Since Bird is a 24-hour library on weekdays, Fathers said students can likely expect the center to be open for extended hours in order to accommodate the students’ schedules.

An executive director for the program has not yet been named, but Fathers has headed a search committee to select a full-time director, according to an SU Libraries release.

Once a director is chosen, the university will staff the center based on need, Fathers said.

SU is one of five schools in New York state to receive the grant, including Cornell University, New York University, the University at Albany and the University at Buffalo. The schools were selected on the basis of the university that has an entrepreneurial ecosystem but needed the investment to improve it, Fathers said.

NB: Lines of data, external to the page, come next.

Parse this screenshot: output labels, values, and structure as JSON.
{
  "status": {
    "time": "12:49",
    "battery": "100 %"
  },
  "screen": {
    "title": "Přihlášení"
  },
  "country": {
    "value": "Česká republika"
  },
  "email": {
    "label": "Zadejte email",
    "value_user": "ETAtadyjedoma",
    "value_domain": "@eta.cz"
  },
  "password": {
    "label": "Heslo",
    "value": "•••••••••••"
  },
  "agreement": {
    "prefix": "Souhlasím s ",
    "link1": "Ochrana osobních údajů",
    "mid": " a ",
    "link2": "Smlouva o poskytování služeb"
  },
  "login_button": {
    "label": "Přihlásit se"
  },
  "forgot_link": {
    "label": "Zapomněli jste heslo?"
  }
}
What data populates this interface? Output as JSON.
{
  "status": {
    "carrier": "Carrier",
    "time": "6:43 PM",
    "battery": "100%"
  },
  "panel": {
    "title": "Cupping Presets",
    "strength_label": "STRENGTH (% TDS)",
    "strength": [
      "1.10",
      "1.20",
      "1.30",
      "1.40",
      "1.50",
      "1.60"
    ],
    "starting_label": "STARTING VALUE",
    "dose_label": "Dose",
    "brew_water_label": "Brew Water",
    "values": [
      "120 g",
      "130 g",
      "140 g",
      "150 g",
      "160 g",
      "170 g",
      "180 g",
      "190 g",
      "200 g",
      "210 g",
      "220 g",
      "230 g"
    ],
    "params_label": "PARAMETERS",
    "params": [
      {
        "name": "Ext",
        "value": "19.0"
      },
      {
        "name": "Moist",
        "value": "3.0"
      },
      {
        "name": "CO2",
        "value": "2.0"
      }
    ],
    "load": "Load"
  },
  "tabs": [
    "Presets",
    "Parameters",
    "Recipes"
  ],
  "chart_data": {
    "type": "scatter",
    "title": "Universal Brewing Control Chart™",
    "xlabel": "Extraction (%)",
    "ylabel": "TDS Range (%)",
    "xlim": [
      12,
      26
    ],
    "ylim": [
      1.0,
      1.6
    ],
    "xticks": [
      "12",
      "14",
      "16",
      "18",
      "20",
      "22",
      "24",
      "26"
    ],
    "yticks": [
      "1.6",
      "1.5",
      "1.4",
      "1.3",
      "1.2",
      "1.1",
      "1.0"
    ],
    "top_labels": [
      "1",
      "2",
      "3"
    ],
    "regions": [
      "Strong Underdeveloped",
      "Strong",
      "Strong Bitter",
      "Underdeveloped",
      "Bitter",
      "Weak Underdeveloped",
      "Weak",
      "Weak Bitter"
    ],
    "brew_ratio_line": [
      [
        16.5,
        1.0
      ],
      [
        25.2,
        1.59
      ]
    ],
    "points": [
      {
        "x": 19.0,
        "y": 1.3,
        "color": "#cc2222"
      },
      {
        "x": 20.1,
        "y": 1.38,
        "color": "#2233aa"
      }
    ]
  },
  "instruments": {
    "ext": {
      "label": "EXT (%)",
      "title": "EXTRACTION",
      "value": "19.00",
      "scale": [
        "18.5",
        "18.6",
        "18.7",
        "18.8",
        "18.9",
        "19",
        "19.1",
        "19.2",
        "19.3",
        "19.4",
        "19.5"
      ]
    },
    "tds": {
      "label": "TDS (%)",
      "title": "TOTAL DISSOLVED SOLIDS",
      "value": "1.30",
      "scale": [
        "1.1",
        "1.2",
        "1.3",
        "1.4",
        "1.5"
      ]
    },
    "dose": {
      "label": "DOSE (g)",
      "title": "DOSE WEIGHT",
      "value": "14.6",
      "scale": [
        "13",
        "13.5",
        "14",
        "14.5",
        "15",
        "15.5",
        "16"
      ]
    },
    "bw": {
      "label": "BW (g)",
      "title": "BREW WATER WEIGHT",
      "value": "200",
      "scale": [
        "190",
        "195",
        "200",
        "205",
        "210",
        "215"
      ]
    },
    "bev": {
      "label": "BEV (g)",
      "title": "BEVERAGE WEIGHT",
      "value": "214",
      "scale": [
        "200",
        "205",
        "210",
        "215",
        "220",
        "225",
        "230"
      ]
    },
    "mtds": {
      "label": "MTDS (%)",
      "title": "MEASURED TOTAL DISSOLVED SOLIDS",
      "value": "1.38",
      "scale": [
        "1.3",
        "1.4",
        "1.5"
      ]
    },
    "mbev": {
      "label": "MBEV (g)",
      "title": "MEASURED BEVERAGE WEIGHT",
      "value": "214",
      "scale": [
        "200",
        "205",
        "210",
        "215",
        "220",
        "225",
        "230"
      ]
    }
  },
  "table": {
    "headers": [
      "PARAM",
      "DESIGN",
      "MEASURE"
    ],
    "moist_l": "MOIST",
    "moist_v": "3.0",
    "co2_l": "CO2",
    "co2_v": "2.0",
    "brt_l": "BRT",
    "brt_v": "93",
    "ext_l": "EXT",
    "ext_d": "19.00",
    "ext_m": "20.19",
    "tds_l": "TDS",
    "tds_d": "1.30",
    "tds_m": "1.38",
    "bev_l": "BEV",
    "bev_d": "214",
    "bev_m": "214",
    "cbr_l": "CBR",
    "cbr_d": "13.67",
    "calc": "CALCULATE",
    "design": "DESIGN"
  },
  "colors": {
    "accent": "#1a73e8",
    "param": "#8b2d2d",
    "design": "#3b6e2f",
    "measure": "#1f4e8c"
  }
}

“They wouldn’t place a LaunchPad where there is no entrepreneurial ecosystem, but neither would they place it in an ecosystem that didn’t need it,” Fathers said. “SU has a vibrant ecosystem in place with the entrepreneurial program … the iSchool … and the student sandbox, but what we’re missing is a central center for all of this.”

Blackstone LaunchPad will be available to more than 500,000 students worldwide by the end of 2015, according to the Blackstone LaunchPad website.

In addition, those involved in LaunchPad are able use an online platform, powered by VentureBoard, to communicate with other students using LaunchPad to bounce their ideas off of them, even if they are in a different state, Fathers said.

“We want to inject and inculcate and infect all students in SU with an entrepreneurial and innovative drive,” Fathers said.